In the previous posts, I detailed the two main functions for performing the auto-scaling procedure. One to scale the K8s VM backed cluster across additional physical hosts, and one to scale the K8s pod deployment across the added hosts/nodes. The predictive trigger of these functions was to be the focus of this post.
As time passed and work took me away from this project, I am now without my former lab setup to test it. I could rebuild the lab and continue the final bit of code that predicts a pattern in past CPU demand and calls the functions. But for my sanity’s sake, I’m going to pass on that for now and move on to the next logical progression in this series.
If I were to complete the last part of this, I would likely keep it in the vein of open source, unsupported distributions. TICK and Prophet are the two pieces I had earmarked for the work.
Unless you are Uber, Google, Facebook, etc., you are better off implementing a vendor supported solution wherever possible. The integration points have largely been worked out for you and you are left with far less to manage on your own.
Ultimately, the outcome was on a trajectory for my anticipated result. No matter how much work you put into a hacked together container service with multiple open source projects, there would be no end in sight to achieve something that was production-ready.
So that will be the focus of my next pass at the sample functionality I’ve created with the unsupported open source software. I will aim to implement a standard upstream version of k8s with an auto-scaling capability via VMware PKS. And then finally, look at incorporating a predictive function into that implementation.
Along the way, I will refer back to the previous methods to compare the pros and cons of either approach.
On a side note….
Another thing I’ve learned along the way is that time series forecasting is an immense topic, with many rabbit holes. I find it quite interesting but have determined that to truly, deeply understand the topic, it would require far more time than I have to commit. I’ll leave the details to the data scientist and be happy with knowing how to pick an appropriate set of time series analysis models for a given task.
The more I’ve read into time series ‘forecasting’, the more I’ve come to believe it should be referred to as timer series ‘prediction’. A time series forecast is really just a best guess of an input’s future value based on historic value(s) of it. While the science has proven to be accurate to a degree, it’s sort of akin to predicting the weather tomorrow based on the past six months of weather, without taking into consideration any of the weather indicators that affect it. The accuracy of a time series forecast result is largely dependent on the properties with influence over the metric you are analyzing.

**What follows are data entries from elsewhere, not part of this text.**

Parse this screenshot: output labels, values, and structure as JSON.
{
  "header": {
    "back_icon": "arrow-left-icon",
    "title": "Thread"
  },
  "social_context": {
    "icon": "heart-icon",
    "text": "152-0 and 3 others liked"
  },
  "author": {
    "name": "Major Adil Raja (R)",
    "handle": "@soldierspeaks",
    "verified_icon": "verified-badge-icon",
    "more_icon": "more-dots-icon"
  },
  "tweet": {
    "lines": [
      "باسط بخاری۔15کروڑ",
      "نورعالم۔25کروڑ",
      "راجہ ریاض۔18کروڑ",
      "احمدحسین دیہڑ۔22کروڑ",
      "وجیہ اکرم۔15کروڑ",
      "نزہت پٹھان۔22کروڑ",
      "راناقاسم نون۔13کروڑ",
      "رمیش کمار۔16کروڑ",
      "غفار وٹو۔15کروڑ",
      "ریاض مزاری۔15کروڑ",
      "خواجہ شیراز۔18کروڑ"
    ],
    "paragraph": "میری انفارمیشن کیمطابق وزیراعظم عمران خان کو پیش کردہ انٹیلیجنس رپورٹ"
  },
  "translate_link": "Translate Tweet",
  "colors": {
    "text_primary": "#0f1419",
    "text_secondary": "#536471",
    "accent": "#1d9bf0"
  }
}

I believe a truly intelligent predictive auto-scaling function will need to rely on more than a set of time series forecasting models that are only looking at traditional metrics like CPU. It will require knowledge of real-world events and trends. For example, tracking the path of a hurricane as an influence on when, where, and how to scale a service. That could be an interesting project for Kafka. I’ll hold off on committing to that for now as well.